Under Chief Beck’s leadership, cyclists and the LAPD formed the Cyclists/LAPD Task Force and now work together on policy and programming, resulting in an educational program that is ahead of the state standard.
DONE’s GM, BongHwan Kim, points to the work of the Elections Task Force and the By-Laws Task Force as examples of community members partnering with city staff to move quickly and to maximize results.
Kim has long advocated for neighborhood councils to go beyond simple “median strip beautification” projects and to use each action as an opportunity to fulfill the City Charter mandate “To promote more citizen participation in government and make government more responsive to local needs.”
The East Hollywood Neighborhood Council took a simple constituent complaint about blight and formed the Route 66 Task Force, committed to engaging the people of the community and the city departments in a campaign to reconnect Santa Monica Boulevard with its Route 66 legacy.
PlanCheckNC has picked up the slack with City Planning, the Budget Advocates have made great recommendations on the Budget, and the LA Bike Working Group took the Bike Plan where the LADOT and its consultants were afraid to ride.

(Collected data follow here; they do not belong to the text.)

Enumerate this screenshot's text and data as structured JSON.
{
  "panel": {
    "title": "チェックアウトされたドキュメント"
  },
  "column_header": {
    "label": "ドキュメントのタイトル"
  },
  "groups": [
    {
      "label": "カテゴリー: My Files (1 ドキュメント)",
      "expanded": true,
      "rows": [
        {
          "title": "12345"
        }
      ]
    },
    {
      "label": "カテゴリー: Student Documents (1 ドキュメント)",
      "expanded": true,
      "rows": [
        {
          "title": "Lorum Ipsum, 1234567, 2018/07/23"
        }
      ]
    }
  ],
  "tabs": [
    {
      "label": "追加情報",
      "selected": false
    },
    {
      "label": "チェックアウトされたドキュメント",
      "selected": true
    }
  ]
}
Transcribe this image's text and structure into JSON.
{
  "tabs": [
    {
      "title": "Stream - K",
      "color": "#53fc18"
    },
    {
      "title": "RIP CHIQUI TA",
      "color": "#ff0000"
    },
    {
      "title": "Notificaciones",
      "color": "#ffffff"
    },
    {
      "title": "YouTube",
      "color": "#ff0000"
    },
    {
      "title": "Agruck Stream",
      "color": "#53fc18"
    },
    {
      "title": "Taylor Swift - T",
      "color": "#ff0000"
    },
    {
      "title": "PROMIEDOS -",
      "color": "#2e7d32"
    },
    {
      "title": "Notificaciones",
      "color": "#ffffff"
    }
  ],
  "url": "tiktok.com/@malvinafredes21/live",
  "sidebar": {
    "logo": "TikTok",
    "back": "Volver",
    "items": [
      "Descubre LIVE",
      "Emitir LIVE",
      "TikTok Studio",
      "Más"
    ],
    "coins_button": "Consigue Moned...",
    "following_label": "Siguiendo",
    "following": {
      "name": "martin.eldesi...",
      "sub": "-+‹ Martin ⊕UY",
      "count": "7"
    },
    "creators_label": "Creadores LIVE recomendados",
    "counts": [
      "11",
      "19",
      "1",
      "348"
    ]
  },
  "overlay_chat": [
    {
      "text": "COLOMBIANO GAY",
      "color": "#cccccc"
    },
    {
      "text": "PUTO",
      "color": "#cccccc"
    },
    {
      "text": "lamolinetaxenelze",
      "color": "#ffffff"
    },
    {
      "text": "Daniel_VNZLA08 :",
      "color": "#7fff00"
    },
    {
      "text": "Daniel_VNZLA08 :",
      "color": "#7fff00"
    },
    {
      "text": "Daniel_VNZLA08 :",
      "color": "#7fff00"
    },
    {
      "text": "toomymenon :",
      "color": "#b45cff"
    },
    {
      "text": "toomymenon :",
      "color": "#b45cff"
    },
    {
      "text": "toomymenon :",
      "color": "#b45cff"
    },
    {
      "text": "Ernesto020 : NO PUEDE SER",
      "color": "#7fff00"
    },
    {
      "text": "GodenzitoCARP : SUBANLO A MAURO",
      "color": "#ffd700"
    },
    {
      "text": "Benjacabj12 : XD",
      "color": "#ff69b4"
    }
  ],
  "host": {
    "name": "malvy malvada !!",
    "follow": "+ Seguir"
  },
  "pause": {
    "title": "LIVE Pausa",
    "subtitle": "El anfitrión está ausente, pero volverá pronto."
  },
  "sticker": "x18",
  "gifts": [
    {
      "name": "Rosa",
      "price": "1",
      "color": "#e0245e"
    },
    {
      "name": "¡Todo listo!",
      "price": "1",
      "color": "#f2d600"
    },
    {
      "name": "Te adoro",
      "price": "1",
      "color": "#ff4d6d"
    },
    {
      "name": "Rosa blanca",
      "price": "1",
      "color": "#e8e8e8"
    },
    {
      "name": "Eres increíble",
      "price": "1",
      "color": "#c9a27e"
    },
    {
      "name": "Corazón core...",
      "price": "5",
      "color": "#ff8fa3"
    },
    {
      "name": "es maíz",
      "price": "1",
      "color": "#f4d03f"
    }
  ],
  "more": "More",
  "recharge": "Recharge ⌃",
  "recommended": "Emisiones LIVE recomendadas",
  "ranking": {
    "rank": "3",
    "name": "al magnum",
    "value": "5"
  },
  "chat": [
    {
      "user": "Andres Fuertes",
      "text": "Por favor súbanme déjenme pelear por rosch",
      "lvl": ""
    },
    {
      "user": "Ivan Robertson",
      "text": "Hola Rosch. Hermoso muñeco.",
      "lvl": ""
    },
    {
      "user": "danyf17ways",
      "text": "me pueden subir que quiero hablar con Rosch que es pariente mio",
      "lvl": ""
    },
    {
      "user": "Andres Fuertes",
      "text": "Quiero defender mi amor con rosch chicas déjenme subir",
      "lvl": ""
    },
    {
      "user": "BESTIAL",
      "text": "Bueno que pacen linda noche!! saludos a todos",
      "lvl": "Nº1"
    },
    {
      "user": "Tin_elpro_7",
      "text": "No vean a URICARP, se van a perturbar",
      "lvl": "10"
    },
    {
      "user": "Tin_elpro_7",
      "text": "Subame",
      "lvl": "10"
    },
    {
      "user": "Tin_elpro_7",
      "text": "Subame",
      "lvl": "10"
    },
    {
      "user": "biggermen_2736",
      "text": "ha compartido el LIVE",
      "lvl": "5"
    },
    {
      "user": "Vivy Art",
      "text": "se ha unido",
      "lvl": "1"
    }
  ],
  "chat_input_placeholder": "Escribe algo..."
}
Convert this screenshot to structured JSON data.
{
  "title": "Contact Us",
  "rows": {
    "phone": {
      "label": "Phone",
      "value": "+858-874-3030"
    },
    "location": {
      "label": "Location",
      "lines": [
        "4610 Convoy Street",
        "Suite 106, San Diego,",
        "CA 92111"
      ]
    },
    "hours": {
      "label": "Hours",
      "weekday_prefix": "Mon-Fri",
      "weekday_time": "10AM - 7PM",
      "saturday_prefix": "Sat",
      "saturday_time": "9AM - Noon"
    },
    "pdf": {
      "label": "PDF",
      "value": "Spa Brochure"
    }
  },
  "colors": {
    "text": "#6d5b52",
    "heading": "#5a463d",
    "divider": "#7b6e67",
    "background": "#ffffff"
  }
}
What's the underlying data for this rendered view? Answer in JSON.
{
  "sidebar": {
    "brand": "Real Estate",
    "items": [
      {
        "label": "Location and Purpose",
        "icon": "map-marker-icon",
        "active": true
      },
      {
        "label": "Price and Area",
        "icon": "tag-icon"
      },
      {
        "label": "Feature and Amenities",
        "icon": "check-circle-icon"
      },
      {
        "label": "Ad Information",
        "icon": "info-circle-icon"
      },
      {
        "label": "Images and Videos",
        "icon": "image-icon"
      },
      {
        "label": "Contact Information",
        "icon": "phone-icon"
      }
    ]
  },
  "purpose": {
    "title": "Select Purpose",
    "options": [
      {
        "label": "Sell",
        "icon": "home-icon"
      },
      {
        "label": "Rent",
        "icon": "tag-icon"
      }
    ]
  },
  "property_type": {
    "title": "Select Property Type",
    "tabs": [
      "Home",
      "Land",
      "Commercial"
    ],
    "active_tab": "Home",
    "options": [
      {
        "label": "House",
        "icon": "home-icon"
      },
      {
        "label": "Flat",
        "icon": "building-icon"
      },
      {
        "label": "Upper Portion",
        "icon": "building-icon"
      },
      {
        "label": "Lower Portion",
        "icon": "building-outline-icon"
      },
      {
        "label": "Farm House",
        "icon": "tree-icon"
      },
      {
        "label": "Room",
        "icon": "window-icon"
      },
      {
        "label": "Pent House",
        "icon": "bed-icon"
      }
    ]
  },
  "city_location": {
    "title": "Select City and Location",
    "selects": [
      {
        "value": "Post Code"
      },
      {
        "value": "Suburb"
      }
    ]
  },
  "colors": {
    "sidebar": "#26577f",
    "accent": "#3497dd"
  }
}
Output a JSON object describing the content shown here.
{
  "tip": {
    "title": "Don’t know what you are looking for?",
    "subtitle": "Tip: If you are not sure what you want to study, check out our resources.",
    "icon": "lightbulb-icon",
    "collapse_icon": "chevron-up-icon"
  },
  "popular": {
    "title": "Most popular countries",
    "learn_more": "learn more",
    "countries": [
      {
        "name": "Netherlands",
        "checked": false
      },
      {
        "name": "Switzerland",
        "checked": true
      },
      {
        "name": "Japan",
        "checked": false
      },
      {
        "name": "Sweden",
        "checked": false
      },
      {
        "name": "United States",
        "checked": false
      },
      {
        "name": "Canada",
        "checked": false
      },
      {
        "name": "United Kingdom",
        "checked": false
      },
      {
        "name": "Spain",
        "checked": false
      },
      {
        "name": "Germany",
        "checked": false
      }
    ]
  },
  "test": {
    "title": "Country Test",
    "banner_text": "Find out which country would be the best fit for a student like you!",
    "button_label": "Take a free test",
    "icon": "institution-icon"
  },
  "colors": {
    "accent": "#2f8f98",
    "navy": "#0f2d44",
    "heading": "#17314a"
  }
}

Through it all, LA’s Task Forces are demonstrating that the future of LA lies in partnerships.
At this past Saturday’s GM Roundtable, Amir Sedadi of LADOT and Ron Olive of Bureau of Street Services both indicated that the most effective way for neighborhood councils to work with the departments on the delivery of city services is to engage the community, establish priorities, and communicate clearly on behalf of the neighborhood.
The people of Los Angeles have an opportunity, to get lost in the budget drama and the debates over “budget dust” or to seize this opportunity of crisis and to use the energy to fight for systemic change.
Now is the time for the people of LA to work together to bring the offices of the Inspector General, the Ratepayers Advocate, and the City Prosecutor to life, complemented by an initiative to create a “People’s Seat” on each City Commission and supported by Task Forces that address the ongoing power vacuum in Los Angeles.